Puis à haute voix, avec animation :
– Non, continua-t-elle, elle n’est pas morte… Il me semble que j’entends en moi une voix céleste qui me crie qu’elle existe, mais qu’elle est malheureuse et qu’elle nous attend pour la sauver ! Oh ! la retrouver, la revoir, et sentir comme autrefois ses lèvres sur mon front ! Va, je ne me sens plus fatiguée du tout et je ne crains pas de manquer de force… Manquer de force, moi, quand j’ai constamment cette pensée que ma chère Lucy souffre, qu’elle m’appelle et m’attend ! Non, non. Allons vite à Blaincourt.
– Ainsi tu ne désires pas l’arrêter ici pour te reposer ?
– Non, ce serait encore un retard. Si Lucy est malheureuse, si c’est nous qu’elle attend pour la secourir, nous n’avons pas le droit de perdre une journée, pas même une heure.
À quelques pas de distance, les deux hommes, qui avaient emprunté pour la circonstance le costume de paysan des Vosges, examinaient avec une curiosité avide la jeune femme et son compagnon.
En même temps, ils écoutaient la conversation. Peine inutile. Le plus âgé, celui que l’autre appelait « maître », éprouvait un secret dépit de ne point connaître la langue que parlaient les deux étrangers. Il aurait certainement donné beaucoup pour savoir ce qu’ils disaient.
C’était un homme trapu, dont la tête énorme, aplatie au sommet et atteinte d’une calvitie précoce, semblait collée sur ses larges épaules carrées. Ses grosses lèvres rouges, qui émergeaient sous un long nez busqué, indiquaient la sensualité ; mais sa passion dominante était l’amour de l’argent ; il avait la soif de l’or. Ses yeux petits, ronds, jaunes et clignotants, enfoncés sous les arcades sourcilières, dénonçaient l’homme astucieux. Du reste, toute sa physionomie exprimait la finesse et la ruse. La flamme de son regard était sinistre.
Ce laid personnage, qu’il était difficile de regarder en face sans avoir la chair de poule, s’appelait Blaireau.

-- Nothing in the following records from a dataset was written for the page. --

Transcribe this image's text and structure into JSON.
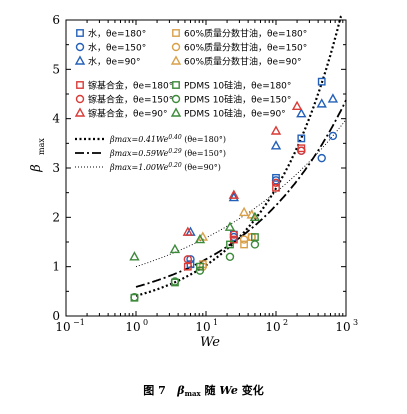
{
  "chart_data": {
    "type": "scatter",
    "xlabel": "We",
    "ylabel_main": "β",
    "ylabel_sub": "max",
    "xscale": "log",
    "xlim": [
      0.1,
      1000
    ],
    "ylim": [
      0,
      6
    ],
    "x_ticks": [
      {
        "value": 0.1,
        "base": "10",
        "exp": "−1"
      },
      {
        "value": 1,
        "base": "10",
        "exp": "0"
      },
      {
        "value": 10,
        "base": "10",
        "exp": "1"
      },
      {
        "value": 100,
        "base": "10",
        "exp": "2"
      },
      {
        "value": 1000,
        "base": "10",
        "exp": "3"
      }
    ],
    "y_ticks": [
      "0",
      "1",
      "2",
      "3",
      "4",
      "5",
      "6"
    ],
    "grid": false,
    "legend": [
      {
        "series": "water-180",
        "text": "水，θe=180°"
      },
      {
        "series": "glycerol-180",
        "text": "60%质量分数甘油，θe=180°"
      },
      {
        "series": "water-150",
        "text": "水，θe=150°"
      },
      {
        "series": "glycerol-150",
        "text": "60%质量分数甘油，θe=150°"
      },
      {
        "series": "water-90",
        "text": "水，θe=90°"
      },
      {
        "series": "glycerol-90",
        "text": "60%质量分数甘油，θe=90°"
      },
      {
        "series": "galinstan-180",
        "text": "镓基合金，θe=180°"
      },
      {
        "series": "pdms-180",
        "text": "PDMS 10硅油，θe=180°"
      },
      {
        "series": "galinstan-150",
        "text": "镓基合金，θe=150°"
      },
      {
        "series": "pdms-150",
        "text": "PDMS 10硅油，θe=150°"
      },
      {
        "series": "galinstan-90",
        "text": "镓基合金，θe=90°"
      },
      {
        "series": "pdms-90",
        "text": "PDMS 10硅油，θe=90°"
      }
    ],
    "series": [
      {
        "id": "water-180",
        "marker": "square",
        "color": "#2460b8",
        "points": [
          [
            6,
            1.05
          ],
          [
            25,
            1.65
          ],
          [
            100,
            2.8
          ],
          [
            230,
            3.6
          ],
          [
            450,
            4.75
          ]
        ]
      },
      {
        "id": "water-150",
        "marker": "circle",
        "color": "#2460b8",
        "points": [
          [
            6,
            1.15
          ],
          [
            25,
            1.6
          ],
          [
            100,
            2.75
          ],
          [
            230,
            3.35
          ],
          [
            450,
            3.2
          ],
          [
            650,
            3.65
          ]
        ]
      },
      {
        "id": "water-90",
        "marker": "triangle",
        "color": "#2460b8",
        "points": [
          [
            6,
            1.7
          ],
          [
            25,
            2.4
          ],
          [
            100,
            3.45
          ],
          [
            230,
            4.1
          ],
          [
            450,
            4.3
          ],
          [
            650,
            4.4
          ]
        ]
      },
      {
        "id": "glycerol-180",
        "marker": "square",
        "color": "#d9a04a",
        "points": [
          [
            9,
            1.05
          ],
          [
            35,
            1.45
          ],
          [
            45,
            1.6
          ]
        ]
      },
      {
        "id": "glycerol-150",
        "marker": "circle",
        "color": "#d9a04a",
        "points": [
          [
            9,
            1.0
          ],
          [
            35,
            1.55
          ],
          [
            45,
            1.6
          ]
        ]
      },
      {
        "id": "glycerol-90",
        "marker": "triangle",
        "color": "#d9a04a",
        "points": [
          [
            9,
            1.6
          ],
          [
            35,
            2.1
          ],
          [
            45,
            2.05
          ]
        ]
      },
      {
        "id": "galinstan-180",
        "marker": "square",
        "color": "#d93a36",
        "points": [
          [
            5.5,
            1.0
          ],
          [
            25,
            1.55
          ],
          [
            100,
            2.6
          ],
          [
            230,
            3.4
          ]
        ]
      },
      {
        "id": "galinstan-150",
        "marker": "circle",
        "color": "#d93a36",
        "points": [
          [
            5.5,
            1.15
          ],
          [
            25,
            1.65
          ],
          [
            100,
            2.7
          ],
          [
            230,
            3.35
          ]
        ]
      },
      {
        "id": "galinstan-90",
        "marker": "triangle",
        "color": "#d93a36",
        "points": [
          [
            5.5,
            1.7
          ],
          [
            25,
            2.45
          ],
          [
            100,
            3.75
          ],
          [
            200,
            4.25
          ]
        ]
      },
      {
        "id": "pdms-180",
        "marker": "square",
        "color": "#3c8a3a",
        "points": [
          [
            0.95,
            0.37
          ],
          [
            3.6,
            0.68
          ],
          [
            8.2,
            1.0
          ],
          [
            22,
            1.45
          ],
          [
            50,
            1.6
          ]
        ]
      },
      {
        "id": "pdms-150",
        "marker": "circle",
        "color": "#3c8a3a",
        "points": [
          [
            0.95,
            0.38
          ],
          [
            3.6,
            0.7
          ],
          [
            8.2,
            0.92
          ],
          [
            22,
            1.2
          ],
          [
            50,
            1.45
          ]
        ]
      },
      {
        "id": "pdms-90",
        "marker": "triangle",
        "color": "#3c8a3a",
        "points": [
          [
            0.95,
            1.2
          ],
          [
            3.6,
            1.35
          ],
          [
            8.2,
            1.55
          ],
          [
            22,
            1.8
          ],
          [
            50,
            2.0
          ]
        ]
      }
    ],
    "fits": [
      {
        "id": "fit-180",
        "coef": 0.41,
        "exp": 0.4,
        "style": "dotted",
        "label": "βmax=0.41We^0.40 (θe=180°)",
        "label_main": "βmax=0.41We",
        "label_exp": "0.40",
        "label_tail": " (θe=180°)"
      },
      {
        "id": "fit-150",
        "coef": 0.59,
        "exp": 0.29,
        "style": "dashdot",
        "label": "βmax=0.59We^0.29 (θe=150°)",
        "label_main": "βmax=0.59We",
        "label_exp": "0.29",
        "label_tail": " (θe=150°)"
      },
      {
        "id": "fit-90",
        "coef": 1.0,
        "exp": 0.2,
        "style": "fine-dotted",
        "label": "βmax=1.00We^0.20 (θe=90°)",
        "label_main": "βmax=1.00We",
        "label_exp": "0.20",
        "label_tail": " (θe=90°)"
      }
    ]
  },
  "caption": {
    "figure_no": "图 7",
    "beta": "β",
    "beta_sub": "max",
    "middle": " 随 ",
    "we": "We",
    "tail": " 变化"
  }
}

L’individu qui l’accompagnait, un bandit à sa solde, se nommait Princet.
Blaireau est depuis longtemps connu de nos lecteurs (voir l’Enfant du Faubourg et Deux mères. Blaireau joue un rôle très important dans ces deux romans).
Il avait alors trente-quatre ou trente-cinq ans. Il habitait à Paris, rue du Roi-de-Sicile, où il était censé diriger un cabinet d’affaires ; mais il travaillait dans l’ombre, ne s’occupant guère que d’affaires malpropres et ténébreuses. Il s’était fait une spécialité de l’exploitation des passions humaines. Et comme, malheureusement, les passions et les vices des hommes sont nombreux, il ne manquait pas de clients. Du reste, il n’était pas difficile : il était entièrement à la disposition de quiconque le payait bien.
Né avec le génie du mal, très ambitieux et plein d’audace, cet homme ne pouvait être autre chose qu’un grand scélérat.
Il voulait avoir des millions !
Capable de tout, ne reculant devant rien pour arriver à sa fortune, Blaireau devait commettre toutes les infamies, tous les crimes qui lui ont valu sa triste célébrité.